How effective is the imaginative Jim Clarke as an entrepreneur?
The man-about-town who thought up the florid and lacy details of Culver City’s year-long Centennial party – that concludes in a month – has become a magnetic (civic) father again.
Saturday’s first-ever Non-Profit Fair from 11 to 2 at the Vets Auditorium is bound to succeed if the anticipation driving the buildup is a reliable indicator.
In this personality-centric community, Mr. Clarke has organized the unthinkable — a potential blockbuster without a personality, a faceless but crucial crowd of ladies and gentlemen.
His idea took flight in March when he met in Council Chambers with 40 non-profit reps.
Mr. Clarke said every inch of the auditorium and the Rotunda Room has been mapped out and is occupied by a non-profit based in Culver City or serving this community.

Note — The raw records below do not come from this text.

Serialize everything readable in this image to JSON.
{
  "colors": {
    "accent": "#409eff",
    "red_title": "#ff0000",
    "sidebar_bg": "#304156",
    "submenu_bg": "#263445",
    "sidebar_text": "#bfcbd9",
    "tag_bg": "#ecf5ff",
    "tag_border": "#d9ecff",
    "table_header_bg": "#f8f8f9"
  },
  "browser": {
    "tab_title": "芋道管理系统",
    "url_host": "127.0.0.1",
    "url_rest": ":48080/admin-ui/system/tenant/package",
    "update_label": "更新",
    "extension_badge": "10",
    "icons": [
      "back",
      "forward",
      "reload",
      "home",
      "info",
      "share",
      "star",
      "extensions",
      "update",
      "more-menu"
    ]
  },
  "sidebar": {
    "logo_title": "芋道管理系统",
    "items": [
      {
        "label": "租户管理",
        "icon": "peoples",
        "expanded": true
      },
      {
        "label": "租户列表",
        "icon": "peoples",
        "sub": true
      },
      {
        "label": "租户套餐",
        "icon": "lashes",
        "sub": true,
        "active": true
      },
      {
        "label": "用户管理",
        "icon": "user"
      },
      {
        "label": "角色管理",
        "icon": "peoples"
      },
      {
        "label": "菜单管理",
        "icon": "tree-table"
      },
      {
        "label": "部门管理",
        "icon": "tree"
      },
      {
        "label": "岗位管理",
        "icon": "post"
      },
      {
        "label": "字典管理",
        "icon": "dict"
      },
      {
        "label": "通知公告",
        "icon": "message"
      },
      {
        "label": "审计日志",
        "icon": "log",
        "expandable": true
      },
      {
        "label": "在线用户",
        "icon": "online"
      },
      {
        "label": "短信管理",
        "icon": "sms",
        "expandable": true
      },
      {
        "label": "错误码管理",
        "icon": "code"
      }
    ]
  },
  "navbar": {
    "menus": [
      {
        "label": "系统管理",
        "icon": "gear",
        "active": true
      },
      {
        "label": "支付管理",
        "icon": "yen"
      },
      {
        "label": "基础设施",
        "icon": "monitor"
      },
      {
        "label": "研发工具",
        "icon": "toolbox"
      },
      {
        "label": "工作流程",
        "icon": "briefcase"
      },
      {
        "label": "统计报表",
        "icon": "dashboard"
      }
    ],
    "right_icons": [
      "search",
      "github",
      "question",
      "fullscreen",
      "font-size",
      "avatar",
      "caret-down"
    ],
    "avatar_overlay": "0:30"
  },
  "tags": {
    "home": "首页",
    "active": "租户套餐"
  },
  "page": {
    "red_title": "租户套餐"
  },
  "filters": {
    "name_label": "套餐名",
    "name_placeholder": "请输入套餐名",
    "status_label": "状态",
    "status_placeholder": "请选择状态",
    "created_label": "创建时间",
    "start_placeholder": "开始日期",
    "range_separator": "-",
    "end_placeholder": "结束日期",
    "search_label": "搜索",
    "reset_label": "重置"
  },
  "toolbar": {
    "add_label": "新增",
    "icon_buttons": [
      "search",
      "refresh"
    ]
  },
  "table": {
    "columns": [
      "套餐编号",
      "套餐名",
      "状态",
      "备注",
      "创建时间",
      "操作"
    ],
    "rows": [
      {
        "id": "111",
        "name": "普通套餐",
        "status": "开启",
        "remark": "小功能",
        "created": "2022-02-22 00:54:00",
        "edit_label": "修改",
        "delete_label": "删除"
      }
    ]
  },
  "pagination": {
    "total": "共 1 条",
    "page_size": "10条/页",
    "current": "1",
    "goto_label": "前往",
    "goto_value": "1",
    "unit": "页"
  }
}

Between the City Councilman’s burning love for his adopted hometown and his unrequited commitment to making Culver City a genuine City of Kindness, Mr. Clarke has written a formula that almost cannot fail.
Through old-fashioned will, Mr. Promoter Clarke has drawn a capacity turnout of 70 non-profits to this fair that has two goals:
- To introduce non-profit services and volunteer opportunities to community members.
- To acquaint the non-profits with each other – perhaps they can work or strategize together.
What is it about non-profits that has caught fire? Mr. Clarke was asked.
“As a city, we are limited about the kind of services we can provide, particularly tight budgets,” said the Councilman.
“Non-profits offer a real boost because they are able to provide many of the services” not available from City Hall.
One more Jim Clarke motivation:
“I want to make sure non-profits thrive,” he said. “At the same time, by creating this network of non-profits, I want to have them work together as effectively as possible.”